Arts

Choral music (and a quartet) for a sacred time

The Spektral Quartet.

The Western world grows more secular every day, but the rhythms of our concert season are still linked to large religious observances, with things generally wrapping up in early spring with the arrival of Passover and Easter.

Two choral concerts this week are firmly in sacred Christian territory, and the Master Chorale of South Florida will close its current season in a couple weeks with a mass by Schubert and religious works by Mozart and Mendelssohn. There’s something about our society’s need for ceremony and ritual that makes musical events like this so prevalent when April rolls around.

Florida International University: The college’s Concert Choir, Women’s Chorus and its Master and University Chorales all combine tonight for music by Benjamin Britten and Maurice Duruflé, two 20th-century masters. The Britten is his Festival Te Deum, written in the 1940s for the centenary of a church in the London suburb of Swindon. This relatively brief work covers a lot of compositional ground from meditative to dramatic, and like much of Britten’s choral output, it is too little-known by the general public (choral directors and singers are another story).

The Duruflé is his Requiem, probably his most popular work, and one that follows more in the quiet line of his great compatriot Gabriel Fauré than the heaven-storming drama of Berlioz or Verdi. But that’s not to say it has no energetic music; it is a sensitive, intelligent reading of this ancient text, and Duruflé draws a wealth of beauty from his voices and the organ, of which he was one of the leading French masters. The music often has a timeless but modern quality, particularly in the Sanctus, that seems well-suited for an interplanetary concert in the 22nd century, if that makes any sense.

The concert is set for 7:30 p.m. today in the concert hall of the Wertheim Performing Arts Center on the FIU campus. Tickets are $15; call 305-348-0496 or visit the university’s website.

Seraphic Fire/Spektral Quartet: String quartets are a hot commodity these days, the classical music world’s equivalent of a tight rock band.

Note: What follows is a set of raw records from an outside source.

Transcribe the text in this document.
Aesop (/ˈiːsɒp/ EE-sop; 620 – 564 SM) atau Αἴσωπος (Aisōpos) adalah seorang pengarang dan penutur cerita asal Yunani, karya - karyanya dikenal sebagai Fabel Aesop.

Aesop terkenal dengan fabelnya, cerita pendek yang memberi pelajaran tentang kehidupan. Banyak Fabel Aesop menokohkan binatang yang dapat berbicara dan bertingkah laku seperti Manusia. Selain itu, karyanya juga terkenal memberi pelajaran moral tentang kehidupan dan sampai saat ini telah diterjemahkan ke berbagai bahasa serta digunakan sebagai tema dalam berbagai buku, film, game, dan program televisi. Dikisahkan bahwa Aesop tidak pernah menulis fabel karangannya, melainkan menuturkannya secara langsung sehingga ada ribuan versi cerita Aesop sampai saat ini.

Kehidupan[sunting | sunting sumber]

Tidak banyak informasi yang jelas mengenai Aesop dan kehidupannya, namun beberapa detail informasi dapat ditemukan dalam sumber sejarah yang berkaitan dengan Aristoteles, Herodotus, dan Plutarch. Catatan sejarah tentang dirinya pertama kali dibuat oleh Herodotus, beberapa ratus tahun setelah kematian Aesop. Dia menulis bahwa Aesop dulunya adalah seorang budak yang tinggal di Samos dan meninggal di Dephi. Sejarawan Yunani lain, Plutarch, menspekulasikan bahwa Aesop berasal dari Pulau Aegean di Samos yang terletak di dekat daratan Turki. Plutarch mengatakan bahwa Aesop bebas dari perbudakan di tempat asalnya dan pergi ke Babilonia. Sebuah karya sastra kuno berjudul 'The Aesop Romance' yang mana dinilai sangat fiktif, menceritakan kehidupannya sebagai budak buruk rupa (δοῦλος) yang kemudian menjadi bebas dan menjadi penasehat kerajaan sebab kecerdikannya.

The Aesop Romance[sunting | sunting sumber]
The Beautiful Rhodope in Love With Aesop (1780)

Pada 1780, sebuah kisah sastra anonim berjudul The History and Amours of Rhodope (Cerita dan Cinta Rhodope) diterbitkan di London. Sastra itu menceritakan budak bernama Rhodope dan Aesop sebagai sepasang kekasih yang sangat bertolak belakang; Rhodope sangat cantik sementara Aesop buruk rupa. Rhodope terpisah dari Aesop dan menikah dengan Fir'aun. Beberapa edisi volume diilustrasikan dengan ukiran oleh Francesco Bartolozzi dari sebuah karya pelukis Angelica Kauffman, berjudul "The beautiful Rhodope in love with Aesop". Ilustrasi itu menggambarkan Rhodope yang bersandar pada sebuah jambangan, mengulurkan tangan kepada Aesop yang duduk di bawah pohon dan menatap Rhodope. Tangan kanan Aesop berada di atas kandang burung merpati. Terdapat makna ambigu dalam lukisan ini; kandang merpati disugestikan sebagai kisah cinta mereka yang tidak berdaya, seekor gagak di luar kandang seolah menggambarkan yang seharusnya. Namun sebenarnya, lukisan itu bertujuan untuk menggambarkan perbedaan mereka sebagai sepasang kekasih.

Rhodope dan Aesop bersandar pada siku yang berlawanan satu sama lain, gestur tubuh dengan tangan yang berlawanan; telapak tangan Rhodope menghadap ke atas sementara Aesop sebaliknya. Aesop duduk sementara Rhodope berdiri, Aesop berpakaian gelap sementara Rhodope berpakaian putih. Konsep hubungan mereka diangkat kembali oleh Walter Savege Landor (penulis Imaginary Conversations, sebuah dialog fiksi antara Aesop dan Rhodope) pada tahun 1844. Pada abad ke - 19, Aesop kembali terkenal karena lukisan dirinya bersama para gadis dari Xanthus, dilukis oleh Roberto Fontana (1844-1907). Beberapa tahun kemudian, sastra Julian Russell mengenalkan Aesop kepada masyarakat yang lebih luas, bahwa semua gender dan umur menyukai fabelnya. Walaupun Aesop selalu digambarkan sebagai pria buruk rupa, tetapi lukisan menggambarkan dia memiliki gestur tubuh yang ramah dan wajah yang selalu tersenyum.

One of the hottest young quartets in the city of Chicago (which has a wonderful music scene) is the Spektral Quartet, which a couple weeks ago debuted The Ringtone Project, in which the quartet commissioned 40-plus composers to write very tiny pieces that could be used on mobile devices (they’re available at the quartet’s website at spektralquartet.com).

This is the kind of innovation that classical music is exploring more of these days, and beginning tonight, the quartet takes part in another hybrid performance when it joins the Seraphic Fire choir for five performances here, and two in the Midwest, of Franz Joseph Haydn’s The Seven Last Words of Our Savior on the Cross, to give it its full title.

Originally written in 1785 as a series of orchestral meditations on seven statements, rather than words, spoken by Christ in his crucifixion agony, Haydn rewrote the Seven Last Words for chorus after hearing an arrangement of it done that way in a town near Vienna. He also reworked it for piano solo and for string quartet, capitalizing on its enormous popularity with the audiences of the day.

Seraphic Fire will sing the choral version accompanied by the string quartet version, which is an unusual marriage but which should work admirably. It’s a somber but deeply moving piece, and Haydn lives up to his reputation for compositional surprise at the end of the piece with his powerful depiction of the earthquake that followed Christ’s expiry.

The two groups will perform this work at St. Sophia Greek Cathedral in Miami tonight at 7:30, followed by performances in Boca Raton, Coral Gables, Fort Lauderdale and Miami Beach. On April 16, it will be performed again at Rockefeller Memorial Chapel at the University of Chicago, and two days later a little north of there in the Lawrence Memorial Chapel on the campus of Lawrence University in Appleton, Wis.

Tickets are available through seraphicfire.org, or by calling 305-285-9060.